HebID: Detecting Social Identities in Hebrew-language Political Text
- URL: http://arxiv.org/abs/2508.15483v2
- Date: Sun, 12 Oct 2025 12:44:47 GMT
- Title: HebID: Detecting Social Identities in Hebrew-language Political Text
- Authors: Guy Mor-Lan, Naama Rivlin-Angert, Yael R. Kaplan, Tamir Sheafer, Shaul R. Shenhav,
- Abstract summary: We introduce HebID, the first multilabel Hebrew corpus for social identity detection.<n>We benchmark multilabel and single-label encoders alongside 2B-9B- parameter generative LLMs, finding that Hebrew-tuned LLMs provide the best results.<n>We utilize identity choices from a national public survey, enabling a comparison between identities portrayed in elite discourse and the public's identity priorities.

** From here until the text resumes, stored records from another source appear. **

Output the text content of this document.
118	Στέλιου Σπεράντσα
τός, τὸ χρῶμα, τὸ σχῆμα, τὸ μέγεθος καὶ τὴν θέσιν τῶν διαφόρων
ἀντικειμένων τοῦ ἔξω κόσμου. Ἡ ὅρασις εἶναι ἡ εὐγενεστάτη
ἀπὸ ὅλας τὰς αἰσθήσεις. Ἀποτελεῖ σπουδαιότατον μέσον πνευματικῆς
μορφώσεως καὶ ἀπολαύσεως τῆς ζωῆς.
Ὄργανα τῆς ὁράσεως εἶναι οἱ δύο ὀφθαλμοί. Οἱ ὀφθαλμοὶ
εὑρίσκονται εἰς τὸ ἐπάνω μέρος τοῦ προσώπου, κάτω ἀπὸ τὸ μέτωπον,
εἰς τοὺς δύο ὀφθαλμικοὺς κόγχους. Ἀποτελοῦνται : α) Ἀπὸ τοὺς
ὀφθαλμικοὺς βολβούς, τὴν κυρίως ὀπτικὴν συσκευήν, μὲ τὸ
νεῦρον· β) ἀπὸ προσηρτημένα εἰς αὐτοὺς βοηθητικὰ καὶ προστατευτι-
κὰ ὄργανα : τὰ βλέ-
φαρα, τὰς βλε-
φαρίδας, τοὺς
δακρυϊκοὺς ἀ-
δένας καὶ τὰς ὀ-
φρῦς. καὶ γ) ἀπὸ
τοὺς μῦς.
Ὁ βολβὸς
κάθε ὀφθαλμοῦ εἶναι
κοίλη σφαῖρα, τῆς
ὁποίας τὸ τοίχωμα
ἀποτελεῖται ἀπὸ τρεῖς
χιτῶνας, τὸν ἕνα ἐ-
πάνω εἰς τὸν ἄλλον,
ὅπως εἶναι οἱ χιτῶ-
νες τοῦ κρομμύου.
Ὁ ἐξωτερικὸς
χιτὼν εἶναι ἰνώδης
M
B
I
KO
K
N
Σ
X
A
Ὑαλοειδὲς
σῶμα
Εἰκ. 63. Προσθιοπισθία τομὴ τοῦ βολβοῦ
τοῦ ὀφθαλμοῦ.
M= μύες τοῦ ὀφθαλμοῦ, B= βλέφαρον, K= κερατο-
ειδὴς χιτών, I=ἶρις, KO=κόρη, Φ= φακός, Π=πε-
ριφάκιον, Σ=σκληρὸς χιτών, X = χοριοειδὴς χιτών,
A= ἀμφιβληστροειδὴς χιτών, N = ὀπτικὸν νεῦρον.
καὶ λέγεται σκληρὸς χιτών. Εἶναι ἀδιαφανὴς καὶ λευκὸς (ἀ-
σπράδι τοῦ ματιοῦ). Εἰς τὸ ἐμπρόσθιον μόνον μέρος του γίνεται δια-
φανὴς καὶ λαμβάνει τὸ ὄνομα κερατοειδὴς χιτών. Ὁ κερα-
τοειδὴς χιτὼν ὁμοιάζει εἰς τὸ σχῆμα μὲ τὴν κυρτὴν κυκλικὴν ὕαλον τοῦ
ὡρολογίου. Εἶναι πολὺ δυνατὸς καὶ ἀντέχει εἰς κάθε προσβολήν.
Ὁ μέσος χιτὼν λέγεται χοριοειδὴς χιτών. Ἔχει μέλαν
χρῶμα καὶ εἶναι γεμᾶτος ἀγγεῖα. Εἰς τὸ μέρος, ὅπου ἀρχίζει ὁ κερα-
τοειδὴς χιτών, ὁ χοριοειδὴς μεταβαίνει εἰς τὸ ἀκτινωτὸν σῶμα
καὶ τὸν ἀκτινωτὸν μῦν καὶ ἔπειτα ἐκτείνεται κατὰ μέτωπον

- Score: 1.435381256004719
- License: http://creativecommons.org/licenses/by/4.0/
- Abstract: Political language is deeply intertwined with social identities. While social identities are often shaped by specific cultural contexts and expressed through particular uses of language, existing datasets for group and identity detection are predominantly English-centric, single-label and focus on coarse identity categories. We introduce HebID, the first multilabel Hebrew corpus for social identity detection: 5,536 sentences from Israeli politicians' Facebook posts (Dec 2018-Apr 2021), manually annotated for twelve nuanced social identities (e.g. Rightist, Ultra-Orthodox, Socially-oriented) grounded by survey data. We benchmark multilabel and single-label encoders alongside 2B-9B-parameter generative LLMs, finding that Hebrew-tuned LLMs provide the best results (macro-$F_1$ = 0.74). We apply our classifier to politicians' Facebook posts and parliamentary speeches, evaluating differences in popularity, temporal trends, clustering patterns, and gender-related variations in identity expression. We utilize identity choices from a national public survey, enabling a comparison between identities portrayed in elite discourse and the public's identity priorities. HebID provides a comprehensive foundation for studying social identities in Hebrew and can serve as a model for similar research in other non-English political contexts.